Again, it’s not about us, it’s about others; mainly, it’s about God.  According to one translation, Colossians 3:22-25 (MSG) reads as follows:

“Servants, do what you’re told by your earthly masters. And don’t just do the minimum that will get you by. Do your best. Work from the heart for your real Master, for God, confident that you’ll get paid in full when you come into your inheritance. Keep in mind always that the ultimate Master you’re serving is Christ. The sullen servant who does shoddy work will be held responsible. Being a follower of Jesus doesn’t cover up bad work.”

Being a good worker makes us a good witness.  Even on our most difficult days, if we will bear in mind that we are not working to be successful for ourselves, but for others and for God, we can, should, and will, be productive and cheerful in our work.

4.  Make Me Successful Financially

I do believe that God wants to bless each and every one of us financially.  Maybe not to the same level, but to the level that we can prove ourselves responsibly.  Luke 12:48 says, “When someone has been given much, much will be required in return; and when someone has been entrusted with much, even more will be required.”  While this verse isn’t speaking directly to finances, I believe it can be applied to our finances.  I know that in my own life God has blessed me beyond belief.  But before He did so, I needed to learn some hard lessons.

Here again, God does not want us to be financially successful so that we can buy more stuff.  Not so that we can take lavish vacations.  Not so that we can simply build up our bank accounts.  No, it is so that we can give to His kingdom – God’s plan for His church was that it be self-financed. It is so we can adequately provide for our family’s future, and so we can give to those in need.  To do so, however, we have to first be good stewards with what God is presently entrusting us.

It’s All About Motives

Asking God to make us successful may seem audacious, but only if we have the wrong motives.  If our desire for success is all about us, and we do indeed become successful, it will all be emptiness anyway.  Just ask King Solomon, who wrote:

“I undertook great projects: I built houses for myself and planted vineyards. I made gardens and parks and planted all kinds of fruit trees in them.  I made reservoirs to water groves of flourishing trees.  I bought male and female slaves and had other slaves who were born in my house. I also owned more herds and flocks than anyone in Jerusalem before me.  I amassed silver and gold for myself, and the treasure of kings and provinces. I acquired male and female singers, and a harem[a] as well—the delights of a man’s heart.  I became greater by far than anyone in Jerusalem before me. In all this my wisdom stayed with me.
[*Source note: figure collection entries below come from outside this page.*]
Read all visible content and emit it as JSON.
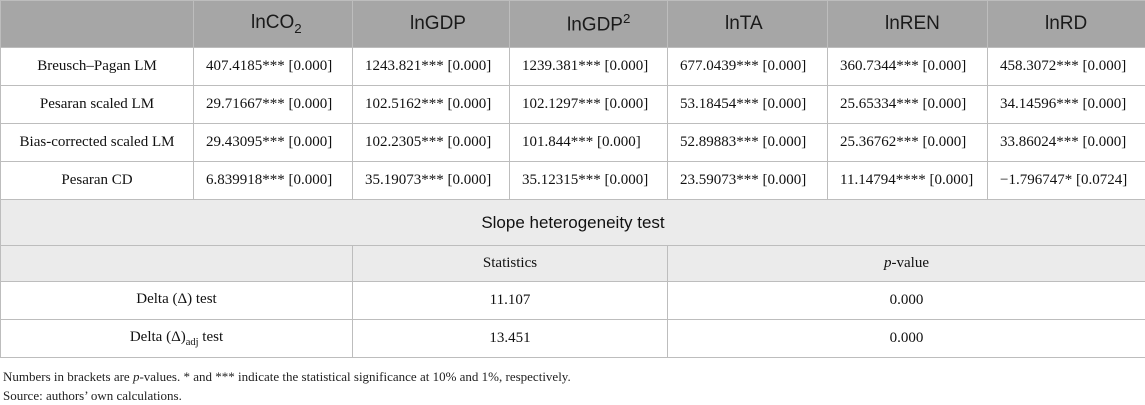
{
  "table": {
    "columns": [
      {
        "base": "lnCO",
        "sub": "2",
        "sup": ""
      },
      {
        "base": "lnGDP",
        "sub": "",
        "sup": ""
      },
      {
        "base": "lnGDP",
        "sub": "",
        "sup": "2"
      },
      {
        "base": "lnTA",
        "sub": "",
        "sup": ""
      },
      {
        "base": "lnREN",
        "sub": "",
        "sup": ""
      },
      {
        "base": "lnRD",
        "sub": "",
        "sup": ""
      }
    ],
    "rows": [
      {
        "label": "Breusch–Pagan LM",
        "cells": [
          "407.4185*** [0.000]",
          "1243.821*** [0.000]",
          "1239.381*** [0.000]",
          "677.0439*** [0.000]",
          "360.7344*** [0.000]",
          "458.3072*** [0.000]"
        ]
      },
      {
        "label": "Pesaran scaled LM",
        "cells": [
          "29.71667*** [0.000]",
          "102.5162*** [0.000]",
          "102.1297*** [0.000]",
          "53.18454*** [0.000]",
          "25.65334*** [0.000]",
          "34.14596*** [0.000]"
        ]
      },
      {
        "label": "Bias-corrected scaled LM",
        "cells": [
          "29.43095*** [0.000]",
          "102.2305*** [0.000]",
          "101.844*** [0.000]",
          "52.89883*** [0.000]",
          "25.36762*** [0.000]",
          "33.86024*** [0.000]"
        ]
      },
      {
        "label": "Pesaran CD",
        "cells": [
          "6.839918*** [0.000]",
          "35.19073*** [0.000]",
          "35.12315*** [0.000]",
          "23.59073*** [0.000]",
          "11.14794**** [0.000]",
          "−1.796747* [0.0724]"
        ]
      }
    ]
  },
  "slope": {
    "title": "Slope heterogeneity test",
    "col_statistics": "Statistics",
    "col_p_italic": "p",
    "col_p_rest": "-value",
    "rows": [
      {
        "label_pre": "Delta (Δ)",
        "label_sub": "",
        "label_post": " test",
        "stat": "11.107",
        "p": "0.000"
      },
      {
        "label_pre": "Delta (Δ)",
        "label_sub": "adj",
        "label_post": " test",
        "stat": "13.451",
        "p": "0.000"
      }
    ]
  },
  "notes": {
    "line1_a": "Numbers in brackets are ",
    "line1_italic": "p",
    "line1_b": "-values. * and *** indicate the statistical significance at 10% and 1%, respectively.",
    "line2": "Source: authors’ own calculations."
  }
}
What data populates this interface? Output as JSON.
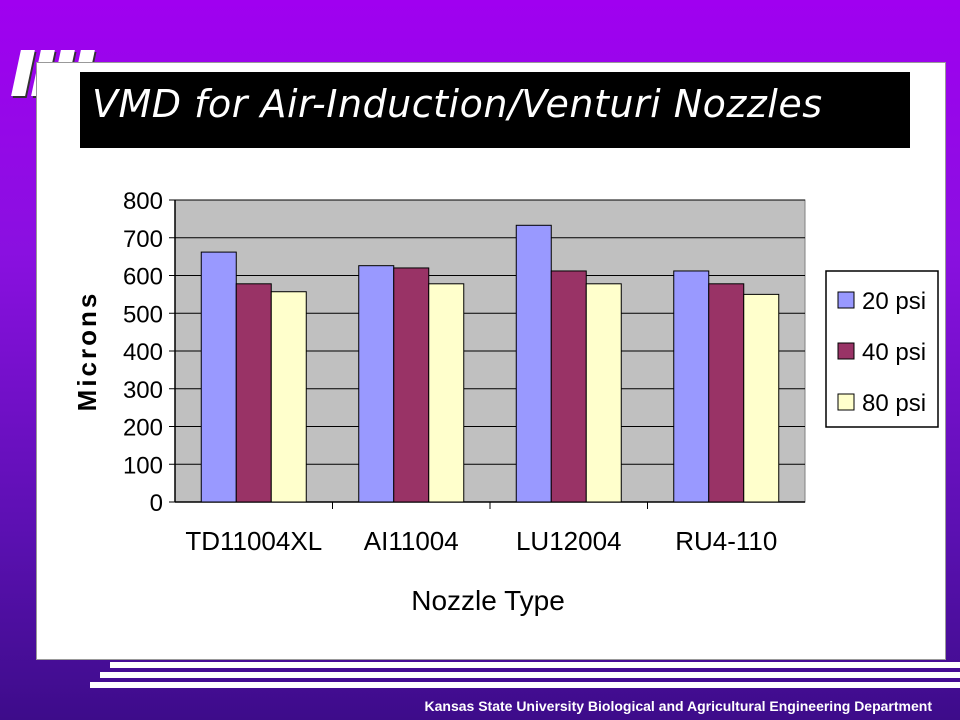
{
  "slide": {
    "title": "VMD for Air-Induction/Venturi Nozzles",
    "footer": "Kansas State University Biological and Agricultural Engineering Department"
  },
  "colors": {
    "background": "#9a00f0",
    "plot_area": "#c0c0c0",
    "series_20": "#9999ff",
    "series_40": "#993366",
    "series_80": "#ffffcc"
  },
  "chart_data": {
    "type": "bar",
    "title": "",
    "xlabel": "Nozzle Type",
    "ylabel": "Microns",
    "ylim": [
      0,
      800
    ],
    "yticks": [
      0,
      100,
      200,
      300,
      400,
      500,
      600,
      700,
      800
    ],
    "grid": true,
    "legend_position": "right",
    "categories": [
      "TD11004XL",
      "AI11004",
      "LU12004",
      "RU4-110"
    ],
    "series": [
      {
        "name": "20 psi",
        "color": "#9999ff",
        "values": [
          662,
          626,
          733,
          612
        ]
      },
      {
        "name": "40 psi",
        "color": "#993366",
        "values": [
          578,
          620,
          612,
          578
        ]
      },
      {
        "name": "80 psi",
        "color": "#ffffcc",
        "values": [
          557,
          578,
          578,
          550
        ]
      }
    ]
  }
}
“I denied myself nothing my eyes desired; I refused my heart no pleasure. My heart took delight in all my labor, and this was the reward for all my toil.  Yet when I surveyed all that my hands had done and what I had toiled to achieve, everything was meaningless, a chasing after the wind; nothing was gained under the sun.”  Ecclesiastes 2:4-11 (NIV)

Do you want to be successful?  If so, ask yourself ‘why.’  If your motives are self-centered, begin asking God to open your heart and mind to change.  As your heart and mind become other-centric instead of me-centric, become audacious, begin to ask God to make you successful in every area of your life.

See that He will come through in 2017, and for years to come.